Find Out What the ‘Fear of Missing Out’ Has to Do With Your Investing

May 25, 2022

We’re all vulnerable to it – that desire to ‘keep up with the Joneses’ that, from time to time, makes us feel inadequate and left behind. It’s a curious state of mind that results in “the fear of missing out” (FOMO).

To put it in more technical terms, according to the online platform Very Well Mind:

The fear of missing out refers to the feeling or perception that others are having more fun, living better lives, or experiencing better things than you are.

…It involves a deep sense of envy and affects self-esteem. It is often exacerbated by social media sites like Instagram and Facebook. It can apply to anything from a party on a Friday night to a promotion at work, but it always involves a sense of helplessness that you are missing out on something big.”

What’s It Got to Do With Investing?

We’re raising the issue because, among the many examples of its – often unproductive – intrusions into our lives, ‘the fear of missing out’ has one especially toxic application that we should all be aware of.

Recently we came across a provocative paper published over a decade ago by the Graduate School of Stanford Business (GSB).

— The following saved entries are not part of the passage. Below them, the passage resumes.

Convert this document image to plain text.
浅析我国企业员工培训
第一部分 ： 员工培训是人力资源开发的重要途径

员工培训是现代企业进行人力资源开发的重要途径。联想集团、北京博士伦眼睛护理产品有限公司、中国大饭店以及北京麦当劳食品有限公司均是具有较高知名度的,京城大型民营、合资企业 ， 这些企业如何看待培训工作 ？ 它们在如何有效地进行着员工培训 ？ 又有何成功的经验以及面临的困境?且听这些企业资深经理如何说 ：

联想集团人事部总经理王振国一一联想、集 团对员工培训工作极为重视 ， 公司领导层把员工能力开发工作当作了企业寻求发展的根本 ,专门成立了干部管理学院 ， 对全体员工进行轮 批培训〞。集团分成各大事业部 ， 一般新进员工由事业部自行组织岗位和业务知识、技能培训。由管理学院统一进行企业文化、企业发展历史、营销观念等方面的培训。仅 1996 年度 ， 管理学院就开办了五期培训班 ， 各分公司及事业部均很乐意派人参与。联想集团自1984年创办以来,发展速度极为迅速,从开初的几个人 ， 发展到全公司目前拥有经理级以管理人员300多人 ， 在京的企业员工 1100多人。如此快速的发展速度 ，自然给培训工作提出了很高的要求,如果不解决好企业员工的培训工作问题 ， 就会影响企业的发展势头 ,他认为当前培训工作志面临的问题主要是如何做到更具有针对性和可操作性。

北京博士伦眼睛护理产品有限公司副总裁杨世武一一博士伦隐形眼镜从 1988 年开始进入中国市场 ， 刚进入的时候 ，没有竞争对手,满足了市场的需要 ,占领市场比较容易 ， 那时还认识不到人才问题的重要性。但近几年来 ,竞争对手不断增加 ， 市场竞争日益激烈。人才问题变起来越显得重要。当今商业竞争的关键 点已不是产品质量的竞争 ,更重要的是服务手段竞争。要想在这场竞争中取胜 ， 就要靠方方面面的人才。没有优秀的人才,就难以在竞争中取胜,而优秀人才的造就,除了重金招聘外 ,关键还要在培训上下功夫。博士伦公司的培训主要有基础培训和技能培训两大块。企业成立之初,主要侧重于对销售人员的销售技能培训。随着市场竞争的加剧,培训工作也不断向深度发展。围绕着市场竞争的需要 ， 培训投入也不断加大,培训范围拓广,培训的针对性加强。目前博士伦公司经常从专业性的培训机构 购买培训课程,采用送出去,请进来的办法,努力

Still relevant, it was called How the Fear of Missing Out Makes Investors Risk Blind.

Written by Marguerite Rigoglioso (October 1, 2007), the paper posed a penetrating question about a perennial vulnerability that many investors – from those just starting out to those who have been in the game for decades – are prone to. “People tend to cluster around risky categories,” the author observed, “out of a desire to avoid missing the next big thing.”

Herding Around Risky Investments

The insight might be somewhat dated but that doesn’t make it any the less true. People have an alarming tendency to herd around risky investments, precipitating bubbles that inevitably burst. We saw it in the bust. We saw it in the subprime mortgage market bust. Who knows what the post-pandemic period of inflation-driven instability has in store for us?

The Role of Peer Pressure

According to Ms. Rigoglioso,

two Stanford researchers say that what investors fear the most is not the risk of a loss per se, but the risk that they may do poorly relative to their peers.

The fear of missing out is part of what you might call the circuitry of temptation, one of whose mainsprings is the fear of missing out on the big score – that transformational investment that converts someone’s fortunes from solid to sensational.

Case in Point

The researchers behind the Graduate School of Stanford Business (GSB) research referenced earlier, found that investors tend to gravitate, in particular, towards high-tech investments that have the potential to revolutionise the entire market and promise a big upside: technologies like fibre optics, internet-related infrastructure, and electric vehicle innovation.

Consider the following extract from The Wall Street Journal published earlier this year: “Type the words ‘battery’ and ‘breakthrough’ into your search engine of choice, and you’ll encounter page after page of links. They include breathless news articles and lofty pronouncements from battery start-ups. And yet, according to scientists, engineers, start-up founders and analysts, the use of the word ‘breakthrough’ in the context of battery technology is misleading at best. Claims that the latest research finding or start-up launch will bear fruit in the near future are almost always nonsense, they say.”

Keeping up with the Joneses (missing out) isn’t always as profitable or desirable as it looks.